Walker: you're a mom. i fell in love with the mom in you.
Kourtney and Jackie hug and high-five.
Kourtney: i'm sorry too, mom.
Jackie: i get it, daughter. he has that helpless pet-lizard look to his eyes.

improv: the Rotoscope of writing.

Rachel Reid: hockey romance wasn't a thing...

Mothra: she didn't live long enough to prove she was a good mother...

Seiya: i'm a pitcher who comes in in minor relief for the Chicago Cubs. my arm surgery was minor...

conceit: not a concept, a conceit.
Will Shakespeare: ...
Will Shakespeare: no i will not. i shall :)

LUSH: our bath bombs are now Quidditch snitches...

Go Ask Alice: what happened to the music?.........i mean that in a general sense. what happened to society in the '70s? what happened to the Hippie Movement? all we kept were the bellbottoms...

Nirvanna the Band - the Show - the Movie: Nirvana in New York? Nirvana on Broadway?.........oh...

collapsed lung: doctors are operating under the assumption that it's mild and won't require an operation...

me: can i tell you my shuffleboard monologue now?
Jen R: *looks around* i'm the only one here, Dr. Robbins took an early lunch and left for the weekend.
me: so i was OBSESSED with shuffleboard, for one week. we went on a Disneyland Cruise when i was 8. it was shuffleboard for breakfast, lunch, and dinner in those days. those discs, those brooms!!! yeah. i hung out of the side of that deck all week. then the cruise ended and so did the sport of shuffleboard.
Jen: speaking of, what should you give up for Lent? i'm giving up anchovies on my pizza...
Patrick Lavender: which reminds me, when that cute pizza boy came around yesterafternoon, i tipped him with a $2 bill with Trump's face on it.
pizza boy: yeah that wasn't funny, i don't actually do porn, pizza is my pay. was that a gag gift or was that real money?
Trump: you really don't want me telling you what i know about how money gets made...

Sphinx the cat: lower the drape, man, just because i'm from Egypt doesn't mean i appreciate 100-degree weather!!!

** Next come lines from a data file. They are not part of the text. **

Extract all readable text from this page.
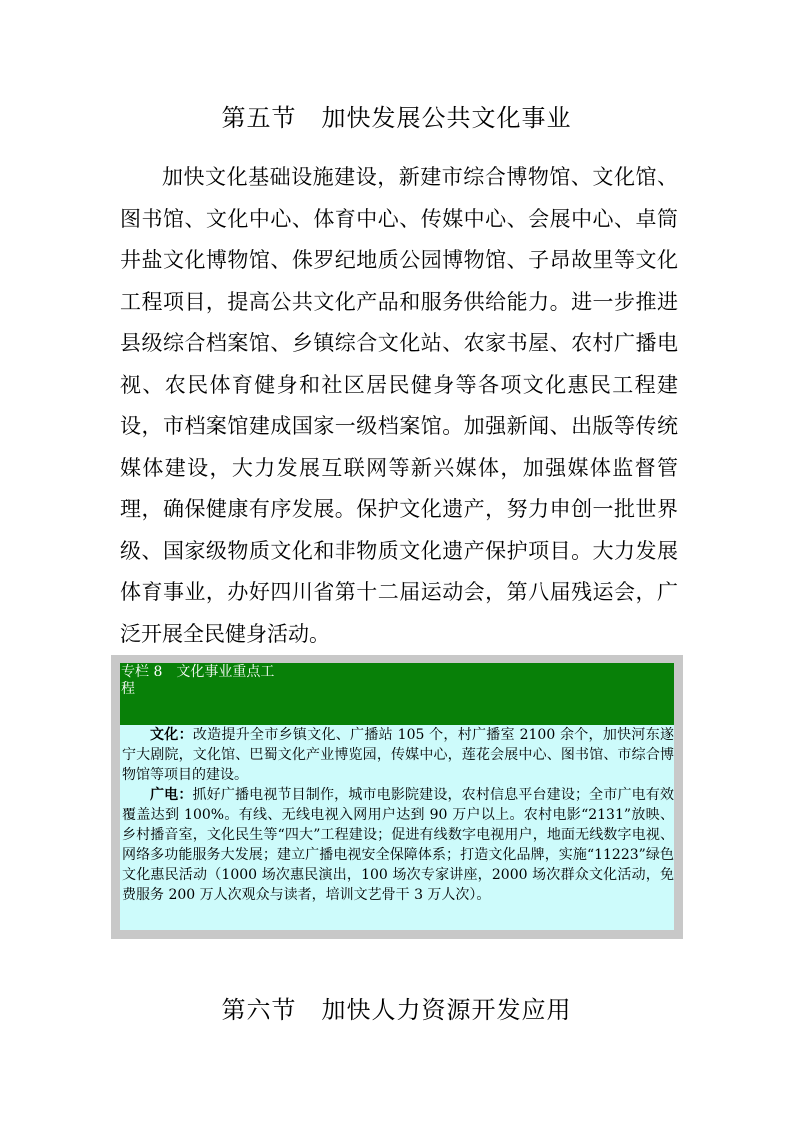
第五节　加快发展公共文化事业

加快文化基础设施建设，新建市综合博物馆、文化馆、图书馆、文化中心、体育中心、传媒中心、会展中心、卓筒井盐文化博物馆、侏罗纪地质公园博物馆、子昂故里等文化工程项目，提高公共文化产品和服务供给能力。进一步推进县级综合档案馆、乡镇综合文化站、农家书屋、农村广播电视、农民体育健身和社区居民健身等各项文化惠民工程建设，市档案馆建成国家一级档案馆。加强新闻、出版等传统媒体建设，大力发展互联网等新兴媒体，加强媒体监督管理，确保健康有序发展。保护文化遗产，努力申创一批世界级、国家级物质文化和非物质文化遗产保护项目。大力发展体育事业，办好四川省第十二届运动会，第八届残运会，广泛开展全民健身活动。

专栏 8　文化事业重点工
程

文化：改造提升全市乡镇文化、广播站 105 个，村广播室 2100 余个，加快河东遂宁大剧院，文化馆、巴蜀文化产业博览园，传媒中心，莲花会展中心、图书馆、市综合博物馆等项目的建设。

广电：抓好广播电视节目制作，城市电影院建设，农村信息平台建设；全市广电有效覆盖达到 100%。有线、无线电视入网用户达到 90 万户以上。农村电影“2131”放映、乡村播音室，文化民生等“四大”工程建设；促进有线数字电视用户，地面无线数字电视、网络多功能服务大发展；建立广播电视安全保障体系；打造文化品牌，实施“11223”绿色文化惠民活动（1000 场次惠民演出，100 场次专家讲座，2000 场次群众文化活动，免费服务 200 万人次观众与读者，培训文艺骨干 3 万人次）。

第六节　加快人力资源开发应用
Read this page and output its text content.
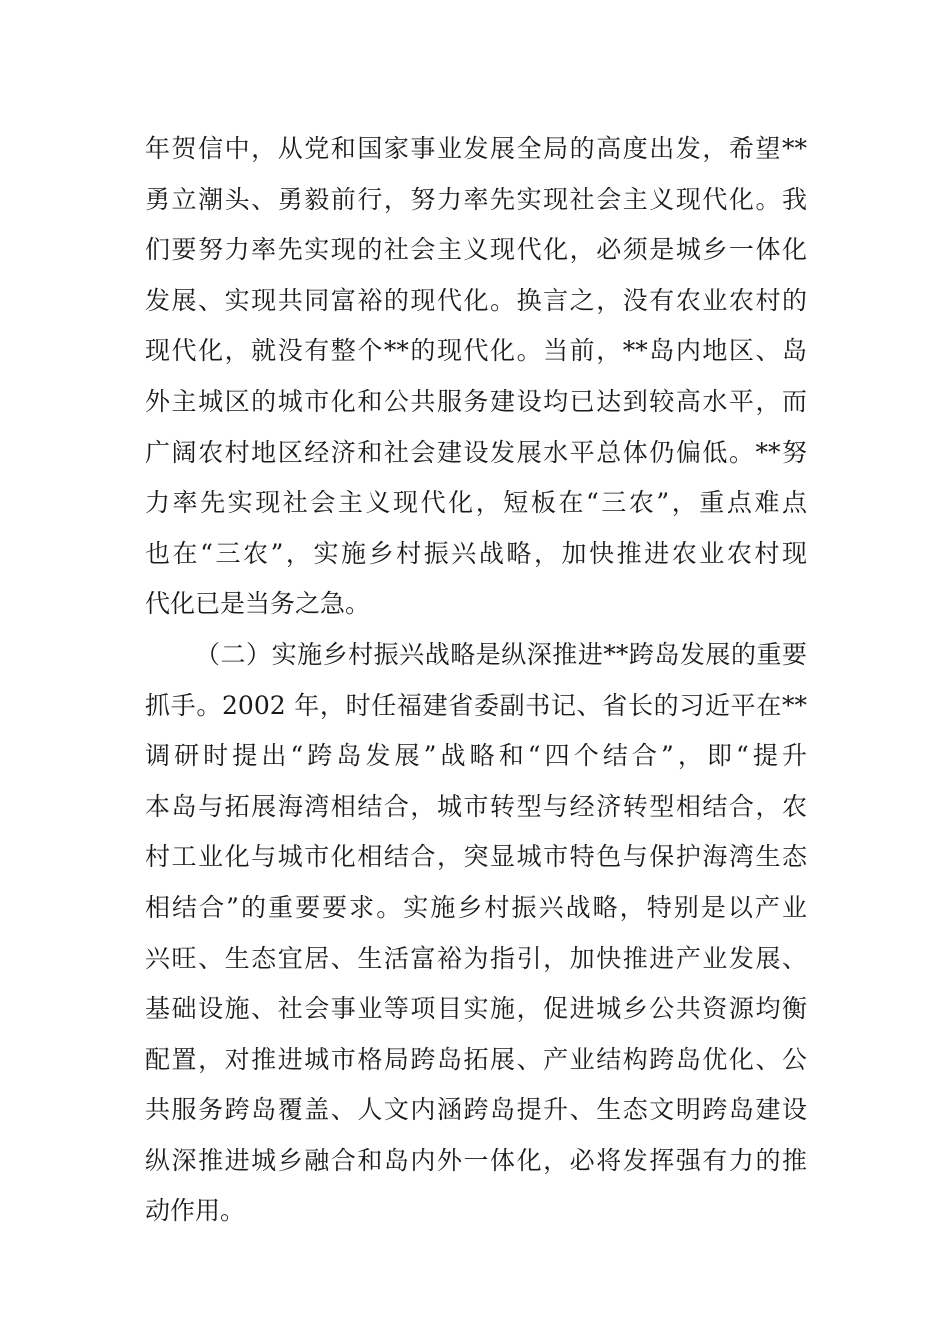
年贺信中，从党和国家事业发展全局的高度出发，希望**
勇立潮头、勇毅前行，努力率先实现社会主义现代化。我
们要努力率先实现的社会主义现代化，必须是城乡一体化
发展、实现共同富裕的现代化。换言之，没有农业农村的
现代化，就没有整个**的现代化。当前，**岛内地区、岛
外主城区的城市化和公共服务建设均已达到较高水平，而
广阔农村地区经济和社会建设发展水平总体仍偏低。**努
力率先实现社会主义现代化，短板在“三农”，重点难点
也在“三农”，实施乡村振兴战略，加快推进农业农村现
代化已是当务之急。
（二）实施乡村振兴战略是纵深推进**跨岛发展的重要
抓手。2002 年，时任福建省委副书记、省长的习近平在**
调研时提出“跨岛发展”战略和“四个结合”，即“提升
本岛与拓展海湾相结合，城市转型与经济转型相结合，农
村工业化与城市化相结合，突显城市特色与保护海湾生态
相结合”的重要要求。实施乡村振兴战略，特别是以产业
兴旺、生态宜居、生活富裕为指引，加快推进产业发展、
基础设施、社会事业等项目实施，促进城乡公共资源均衡
配置，对推进城市格局跨岛拓展、产业结构跨岛优化、公
共服务跨岛覆盖、人文内涵跨岛提升、生态文明跨岛建设
纵深推进城乡融合和岛内外一体化，必将发挥强有力的推
动作用。
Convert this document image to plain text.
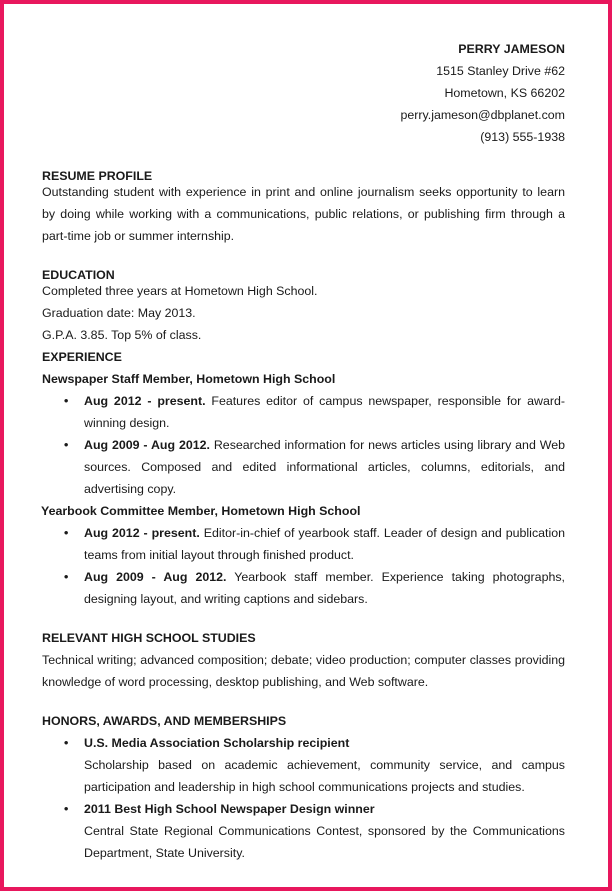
PERRY JAMESON
1515 Stanley Drive #62
Hometown, KS 66202
perry.jameson@dbplanet.com
(913) 555-1938
RESUME PROFILE
Outstanding student with experience in print and online journalism seeks opportunity to learn by doing while working with a communications, public relations, or publishing firm through a part-time job or summer internship.
EDUCATION
Completed three years at Hometown High School.
Graduation date: May 2013.
G.P.A. 3.85. Top 5% of class.
EXPERIENCE
Newspaper Staff Member, Hometown High School
• Aug 2012 - present. Features editor of campus newspaper, responsible for award-winning design.
• Aug 2009 - Aug 2012. Researched information for news articles using library and Web sources. Composed and edited informational articles, columns, editorials, and advertising copy.
Yearbook Committee Member, Hometown High School
• Aug 2012 - present. Editor-in-chief of yearbook staff. Leader of design and publication teams from initial layout through finished product.
• Aug 2009 - Aug 2012. Yearbook staff member. Experience taking photographs, designing layout, and writing captions and sidebars.
RELEVANT HIGH SCHOOL STUDIES
Technical writing; advanced composition; debate; video production; computer classes providing knowledge of word processing, desktop publishing, and Web software.
HONORS, AWARDS, AND MEMBERSHIPS
• U.S. Media Association Scholarship recipient
Scholarship based on academic achievement, community service, and campus participation and leadership in high school communications projects and studies.
• 2011 Best High School Newspaper Design winner
Central State Regional Communications Contest, sponsored by the Communications Department, State University.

Kurt Cobain: Nirvana was The Beatles as sung by The Chipmunks.
Billy Corgan: did you used to say "corn on the cop" as a paranoid kid? you thought the police were chasing you under your bed, after you all the time, out to get you at school. that's weird.
Kurt: Billy, you're the whitest guy i know.

dating profile: everyone enjoys mountain biking at sunset...

Jun Yoruname: Jun Yourname. flooshed means when you don't flush the toilet after pooing, you dance instead.

Aaron Judge: i need a good zhuzh, if i'm gonna be Derek Jeter now, i need to get more handsome...

Basquiat (1996): why didn't Courtney Love play Madonna?...

Amy Sherald: i'm a shero.

Bill Clinton, weak now with age, shakily holds a pen as he reaches for the paper.
Bill Clinton: what do i have to sign? i'm still President.
Hillary Clinton: I'M President, Bill!!! the county was saved because of me. 
Bill: there's no ink in the pen...
Bill: is Lacey Chabert really giving up Hallmark movies?
Lacey Chabert: i shoulda been in Call the Midwife...

iRestore: it won't grow hair but you'll look cool like you're in TRON.

Kourtney: okay it's time for me to get my act off the ground.
Jackie: and together.
Kourtney: i'm like done with the forest college i went to, right? all actresses work at the mall. i'm gonna work at Hot Dog on a Stick, i'd look so CUTE in that uniform!!! white, red, and blue, get it? and mustard yellow, huh huh?
Walker: okay but be careful, i heard Roger Federer was a real grouch when he worked there.

at Sherman Oaks Galleria.
Kourtney: you still work here?
Roger Federer in a Hot Dog on a Stick tall hat: tell Carly Severn there was a hair in every lemonade cup she made!!! you don't wanna be working here, toots. you have the perfect colors for work somewhere else i know well.
the next day Kourtney is working as a Swiss Guard for the Pope.
Roger: see? you already were in the colors!!!

Kourtney: is the Pope nice?
Roger: i know him well, don't worry, he's a cool boss, oh yes he's a pussycat. he tried to touch my racquet rod one time when i was giving him a private lesson at the Vatican but that was a misunderstanding.
Palpatine: wait there was a tennis court in the Vatican the whole time i was there?
Rafa Nadal: the Vatican court is clay!!!
Djokovic in Swiss Guard garb: ready for the Tournament of Friendship?
Roger: The Pope watches you as you sleep but that's only because he's bored.